Hilary and Brad run Halstead Bead, Inc., a family-owned business specializing in jewelry-making supplies. The Halsteads live and work in Prescott, AZ but their jewelry supplies are available to crafters throughout the country through their eCommerce site—unless you live in Louisiana.

Halstead Bead limits its sales into Louisiana because of the state’s antiquated and overburdensome sales tax laws.  The Louisiana state constitution allows more than fifty sales tax collection authorities, with collectors setting their own tax rates and categories.
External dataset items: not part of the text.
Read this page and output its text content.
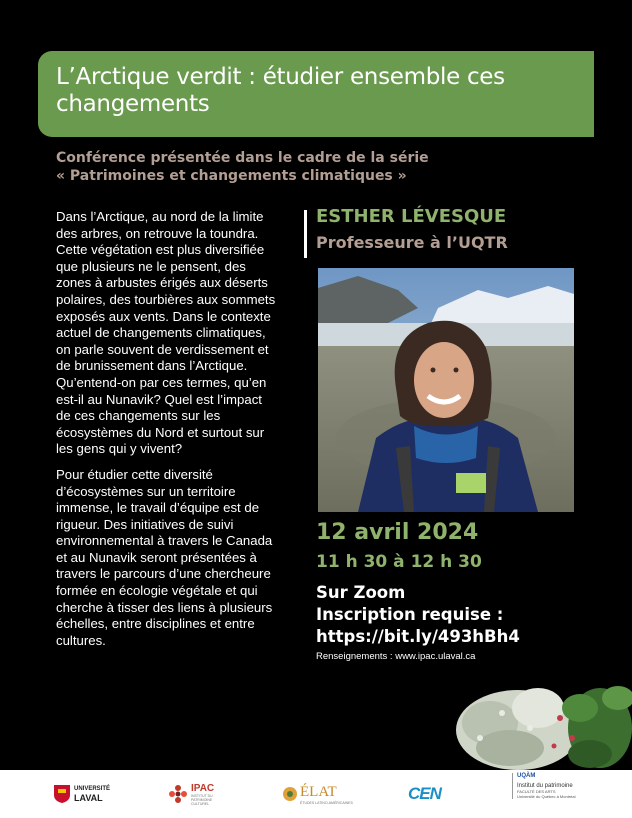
L’Arctique verdit : étudier ensemble ces changements
Conférence présentée dans le cadre de la série
« Patrimoines et changements climatiques »

Dans l’Arctique, au nord de la limite des arbres, on retrouve la toundra. Cette végétation est plus diversifiée que plusieurs ne le pensent, des zones à arbustes érigés aux déserts polaires, des tourbières aux sommets exposés aux vents. Dans le contexte actuel de changements climatiques, on parle souvent de verdissement et de brunissement dans l’Arctique. Qu’entend-on par ces termes, qu’en est-il au Nunavik? Quel est l’impact de ces changements sur les écosystèmes du Nord et surtout sur les gens qui y vivent?

Pour étudier cette diversité d’écosystèmes sur un territoire immense, le travail d’équipe est de rigueur. Des initiatives de suivi environnemental à travers le Canada et au Nunavik seront présentées à travers le parcours d’une chercheure formée en écologie végétale et qui cherche à tisser des liens à plusieurs échelles, entre disciplines et entre cultures.

ESTHER LÉVESQUE
Professeure à l’UQTR
12 avril 2024
11 h 30 à 12 h 30
Sur Zoom
Inscription requise :
https://bit.ly/493hBh4
Renseignements : www.ipac.ulaval.ca
UNIVERSITÉ
LAVAL
IPAC
INSTITUT DU PATRIMOINE CULTUREL
ÉLAT
ÉTUDES LATINO-AMÉRICAINES	CEN
UQÀM
Institut du patrimoine
FACULTÉ DES ARTS
Université du Québec à Montréal
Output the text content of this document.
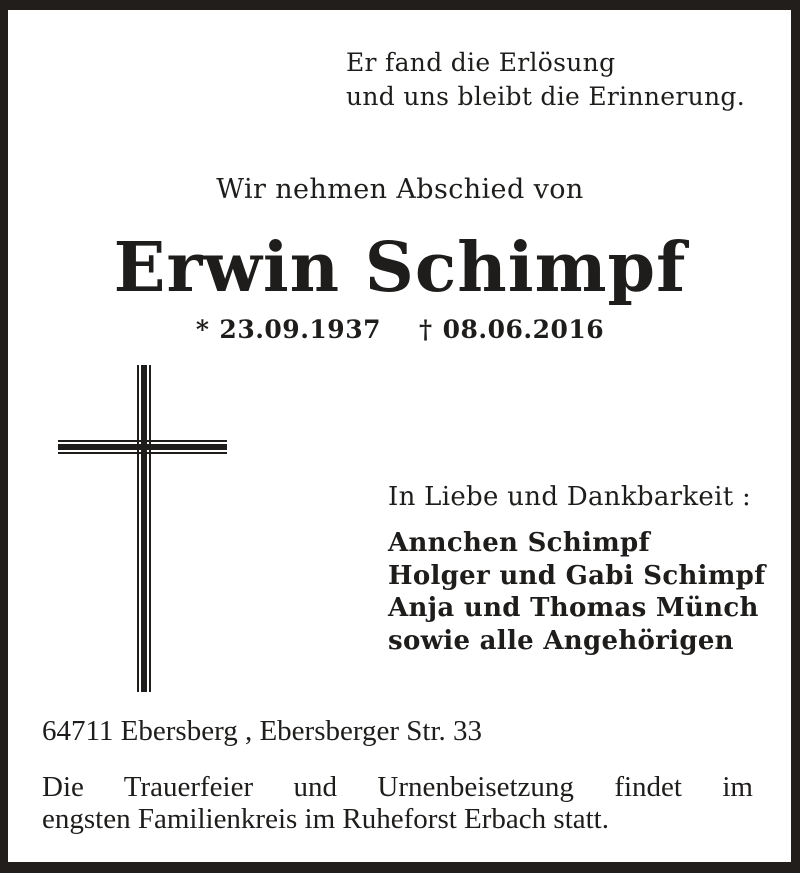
Er fand die Erlösung
und uns bleibt die Erinnerung.
Wir nehmen Abschied von
Erwin Schimpf
* 23.09.1937 † 08.06.2016
In Liebe und Dankbarkeit :
Annchen Schimpf
Holger und Gabi Schimpf
Anja und Thomas Münch
sowie alle Angehörigen
64711 Ebersberg , Ebersberger Str. 33
Die Trauerfeier und Urnenbeisetzung findet im
engsten Familienkreis im Ruheforst Erbach statt.
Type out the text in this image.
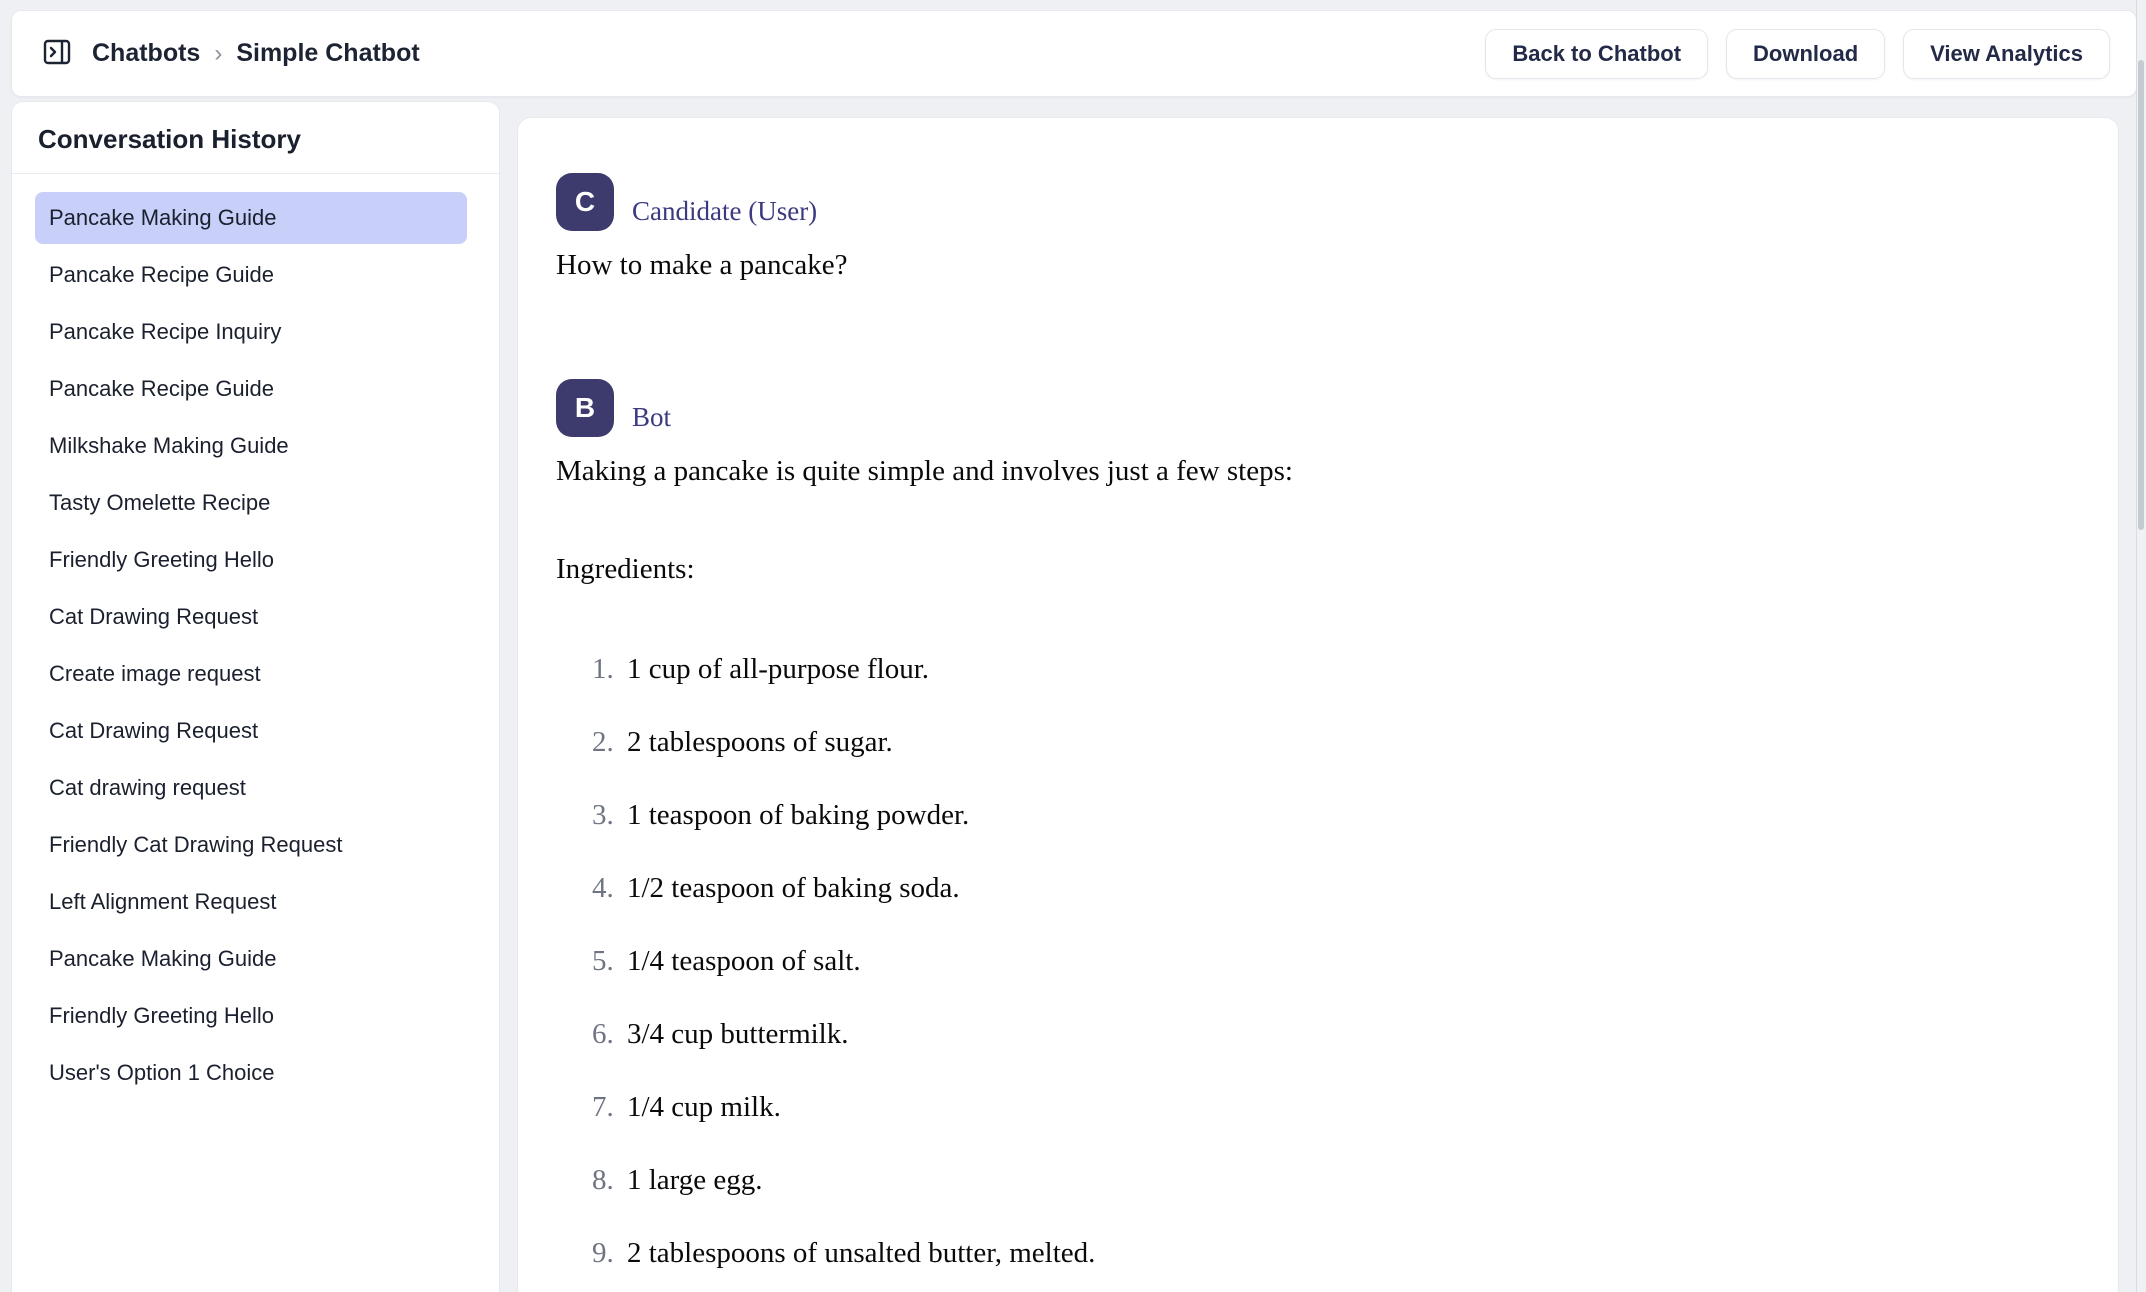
Chatbots › Simple Chatbot	Back to Chatbot	Download	View Analytics
Conversation History
Pancake Making Guide
Pancake Recipe Guide
Pancake Recipe Inquiry
Pancake Recipe Guide
Milkshake Making Guide
Tasty Omelette Recipe
Friendly Greeting Hello
Cat Drawing Request
Create image request
Cat Drawing Request
Cat drawing request
Friendly Cat Drawing Request
Left Alignment Request
Pancake Making Guide
Friendly Greeting Hello
User's Option 1 Choice
C	Candidate (User)
How to make a pancake?
B	Bot

Making a pancake is quite simple and involves just a few steps:

Ingredients:

1. 1 cup of all-purpose flour.
2. 2 tablespoons of sugar.
3. 1 teaspoon of baking powder.
4. 1/2 teaspoon of baking soda.
5. 1/4 teaspoon of salt.
6. 3/4 cup buttermilk.
7. 1/4 cup milk.
8. 1 large egg.
9. 2 tablespoons of unsalted butter, melted.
For example, in Lafourche Parish, there are several towns but also several consolidated road districts, each with its own sales and use tax rates. Tangipahoa Parish, with just over 134,000 residents, has nine different jurisdictions. And in Washington Parish, Halstead Bead must figure out which addresses are within the Fourth Ward but outside Bogalusa Limits. If the Halsteads get the rates wrong, they could be held personally liable for misapplied sales taxes. The compliance nightmare created by this scheme means that it is easier for the Halsteads to miss out on the opportunity to sell to Louisiana residents than to try to comply with our sales tax laws.

Louisiana’s sales tax regime violates the commerce Clause to the U.S. Constitution, and the Due Process Clause of the Fourteenth Amendment.  That’s why the Pelican Institute, along with the National Taxpayers Union Foundation and the Goldwater Institute have joined to ask that a federal court declare Louisiana’s parish-by-parish sales and use tax registration an unconstitutional burden to interstate commerce. Louisiana’s patchwork sales tax collection scheme is contrary to the 2018 U.S. Supreme Court decision in South Dakota v. Wayfair. In that case, the Court ruled that states could require sellers to collect and remit sales tax so long as the state’s rules did not create an undue burden on interstate commerce. Louisiana’s tax collection laws are patently unfair to out-of-state sellers like Halstead Bead.